Hey Dave, thanks for the feedback!

The global coordinators are responsible for what the current coordinators do today. The next generation of master will need to get the last set of tlogs from them. The local coordinators do not need the new set of logs for correctness, just the version proxies in the associated data center will not be able to give out new versions until the logs are written there. Because each data center can be up or down independently, we do independent disk paxos to each set of local coordinators.

  1. Currently the only method of fast reads across data centers is for clients to cache read versions. The main problem with caching read versions is that we cannot bound when an individual commit is visible to all users. You are right about the need to explicitly opt into using the version proxies. I intend to require a transaction option before using the local version proxy.

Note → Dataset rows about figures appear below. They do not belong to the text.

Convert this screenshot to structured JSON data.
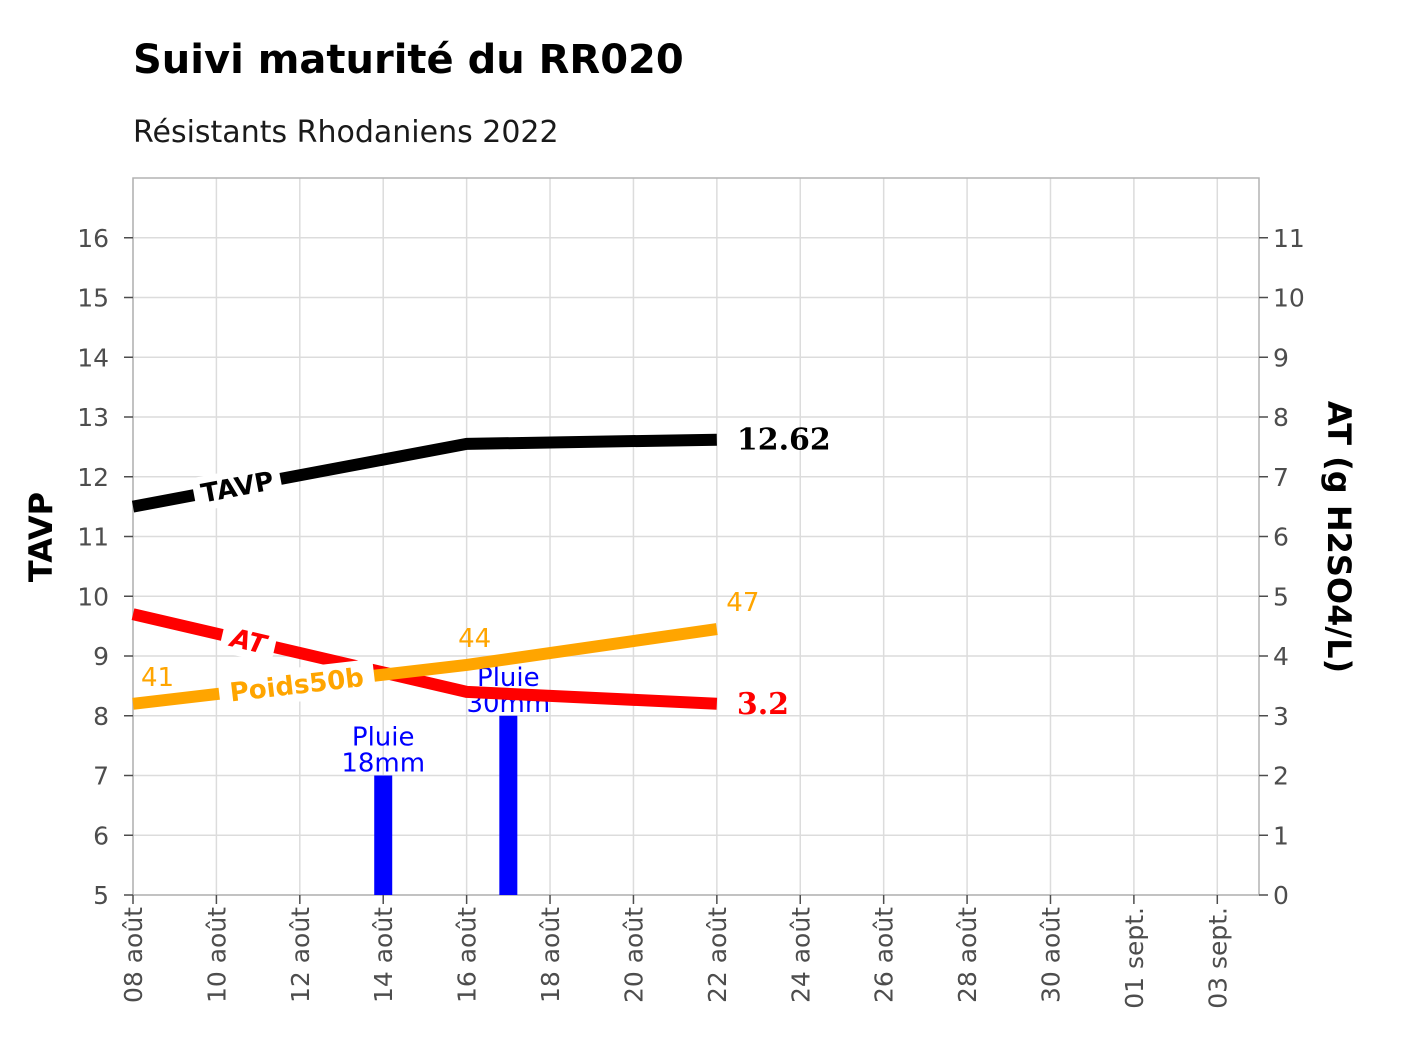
{
  "chart_data": {
    "type": "line",
    "title": "Suivi maturité du RR020",
    "subtitle": "Résistants Rhodaniens 2022",
    "ylabel_left": "TAVP",
    "ylabel_right": "AT (g H2SO4/L)",
    "ylim_left": [
      5,
      17
    ],
    "ylim_right": [
      0,
      12
    ],
    "yticks_left": [
      5,
      6,
      7,
      8,
      9,
      10,
      11,
      12,
      13,
      14,
      15,
      16
    ],
    "yticks_right": [
      0,
      1,
      2,
      3,
      4,
      5,
      6,
      7,
      8,
      9,
      10,
      11
    ],
    "xlim": [
      "2022-08-08",
      "2022-09-04"
    ],
    "x_ticks": [
      {
        "date": "2022-08-08",
        "label": "08 août"
      },
      {
        "date": "2022-08-10",
        "label": "10 août"
      },
      {
        "date": "2022-08-12",
        "label": "12 août"
      },
      {
        "date": "2022-08-14",
        "label": "14 août"
      },
      {
        "date": "2022-08-16",
        "label": "16 août"
      },
      {
        "date": "2022-08-18",
        "label": "18 août"
      },
      {
        "date": "2022-08-20",
        "label": "20 août"
      },
      {
        "date": "2022-08-22",
        "label": "22 août"
      },
      {
        "date": "2022-08-24",
        "label": "24 août"
      },
      {
        "date": "2022-08-26",
        "label": "26 août"
      },
      {
        "date": "2022-08-28",
        "label": "28 août"
      },
      {
        "date": "2022-08-30",
        "label": "30 août"
      },
      {
        "date": "2022-09-01",
        "label": "01 sept."
      },
      {
        "date": "2022-09-03",
        "label": "03 sept."
      }
    ],
    "grid": true,
    "series": [
      {
        "name": "TAVP",
        "axis": "left",
        "color": "#000000",
        "x": [
          "2022-08-08",
          "2022-08-16",
          "2022-08-22"
        ],
        "y": [
          11.5,
          12.55,
          12.62
        ],
        "end_label": "12.62"
      },
      {
        "name": "AT",
        "axis": "right",
        "color": "#ff0000",
        "x": [
          "2022-08-08",
          "2022-08-16",
          "2022-08-22"
        ],
        "y": [
          4.7,
          3.4,
          3.2
        ],
        "end_label": "3.2"
      },
      {
        "name": "Poids50b",
        "axis": "left",
        "color": "#ffa500",
        "x": [
          "2022-08-08",
          "2022-08-16",
          "2022-08-22"
        ],
        "y": [
          8.2,
          8.85,
          9.45
        ],
        "point_labels": [
          "41",
          "44",
          "47"
        ]
      }
    ],
    "rain": {
      "color": "#0000ff",
      "bars": [
        {
          "date": "2022-08-14",
          "top": 7.0,
          "label_line1": "Pluie",
          "label_line2": "18mm"
        },
        {
          "date": "2022-08-17",
          "top": 8.0,
          "label_line1": "Pluie",
          "label_line2": "30mm"
        }
      ]
    }
  }
}
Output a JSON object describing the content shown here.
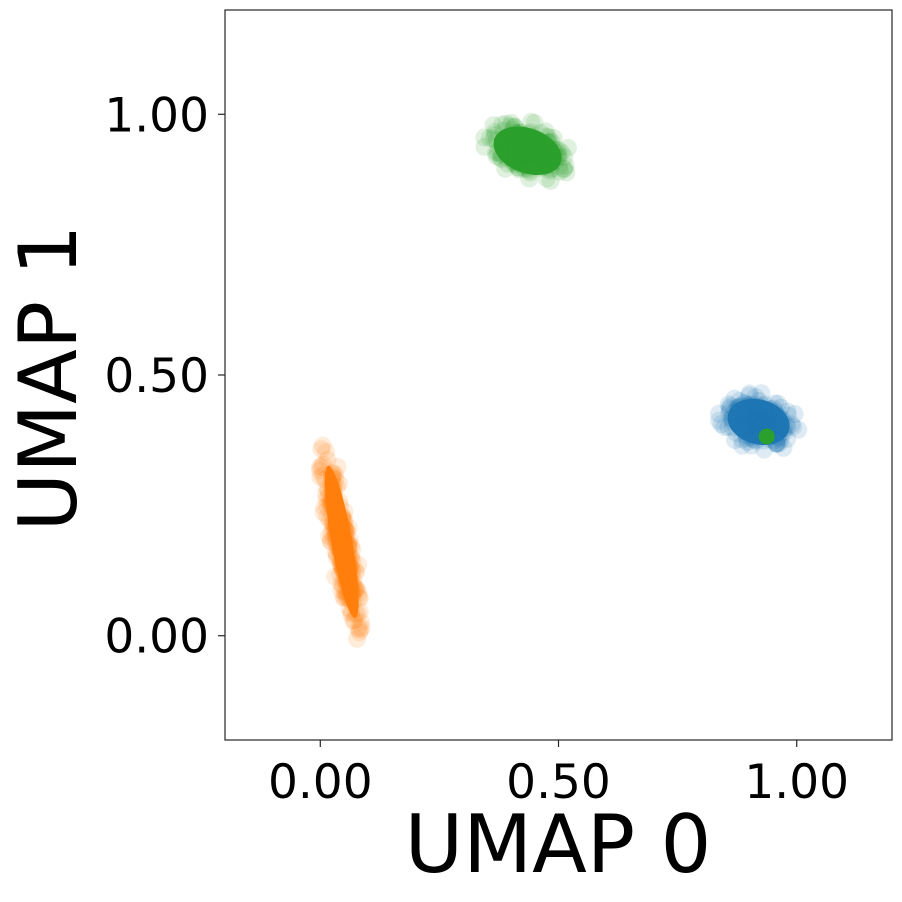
{
  "chart_data": {
    "type": "scatter",
    "title": "",
    "xlabel": "UMAP 0",
    "ylabel": "UMAP 1",
    "xlim": [
      -0.2,
      1.2
    ],
    "ylim": [
      -0.2,
      1.2
    ],
    "xticks": [
      "0.00",
      "0.50",
      "1.00"
    ],
    "yticks": [
      "0.00",
      "0.50",
      "1.00"
    ],
    "grid": false,
    "legend": "none",
    "clusters": [
      {
        "color": "#1f77b4",
        "shape": "ellipse",
        "center": [
          0.92,
          0.41
        ],
        "spread": [
          0.085,
          0.055
        ],
        "angle_deg": -15,
        "n_points": 260
      },
      {
        "color": "#ff7f0e",
        "shape": "ellipse",
        "center": [
          0.045,
          0.18
        ],
        "spread": [
          0.028,
          0.19
        ],
        "angle_deg": 10,
        "n_points": 260
      },
      {
        "color": "#2ca02c",
        "shape": "ellipse",
        "center": [
          0.435,
          0.93
        ],
        "spread": [
          0.095,
          0.055
        ],
        "angle_deg": -20,
        "n_points": 260
      }
    ],
    "highlight_points": [
      {
        "x": 0.937,
        "y": 0.382,
        "color": "#2ca02c"
      }
    ]
  }
}
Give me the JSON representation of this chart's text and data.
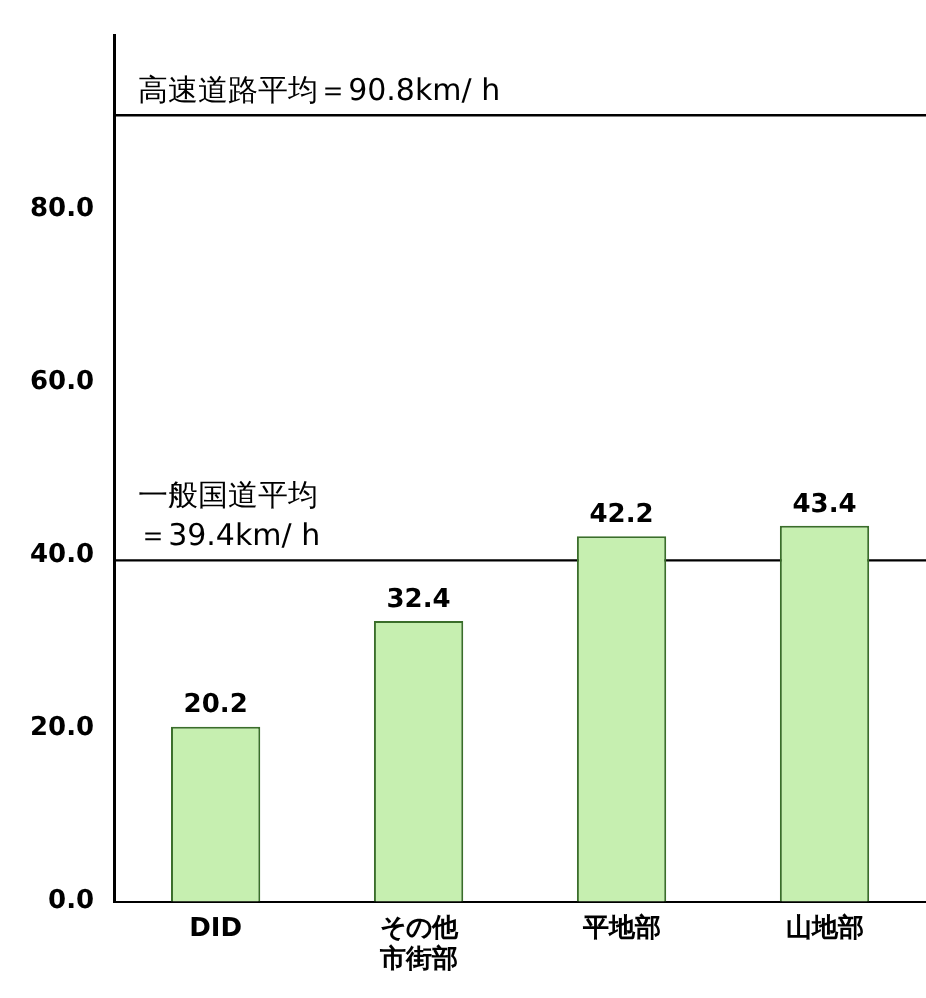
{
  "chart_data": {
    "type": "bar",
    "categories": [
      "DID",
      "その他市街部",
      "平地部",
      "山地部"
    ],
    "values": [
      20.2,
      32.4,
      42.2,
      43.4
    ],
    "color": "#c6efb0",
    "ylim": [
      0,
      100
    ],
    "yticks": [
      {
        "value": 0,
        "label": "0.0"
      },
      {
        "value": 20,
        "label": "20.0"
      },
      {
        "value": 40,
        "label": "40.0"
      },
      {
        "value": 60,
        "label": "60.0"
      },
      {
        "value": 80,
        "label": "80.0"
      }
    ],
    "ref_lines": [
      {
        "axis": "y",
        "value": 90.8,
        "label": "高速道路平均＝90.8km/ h"
      },
      {
        "axis": "y",
        "value": 39.4,
        "label": "一般国道平均＝39.4km/ h"
      }
    ],
    "data_labels": true,
    "grid": false,
    "legend": false
  }
}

  2. The main (and maybe only) benefit is reading your own writes. After a client commits, it is expected that their next transaction will see the result of the previous one. This could be done locally caching read versions, but that does not save you from restarting a client. The user also has to explicitly set their data center as an option, so it is very clear which groups of clients have causal consistency with each other, in case there was a reason to care across multiple clients.

  3. One use case for this feature is related to migrating data. Consider using FoundationDB to store metadata about the location of files and you want to move a file. With this feature you can first write the file in the new location, then update the metadata in FoundationDB, then wait for all data centers to see the updated metadata, and only then delete the original file. If a data center is down it is generally okay (and maybe preferred) that this process is halted.

  4. I really like this idea. I will need to think about it more, but it seems like something that could co-exist with this design. The version proxies have a lot of benefits even when run with just one data center. A large class of use cases care a lot more about a 1 second interruption in reads than a 1 second interruption in writes, so having the ability to decouple providing read versions from the transaction subsystem is a major benefit.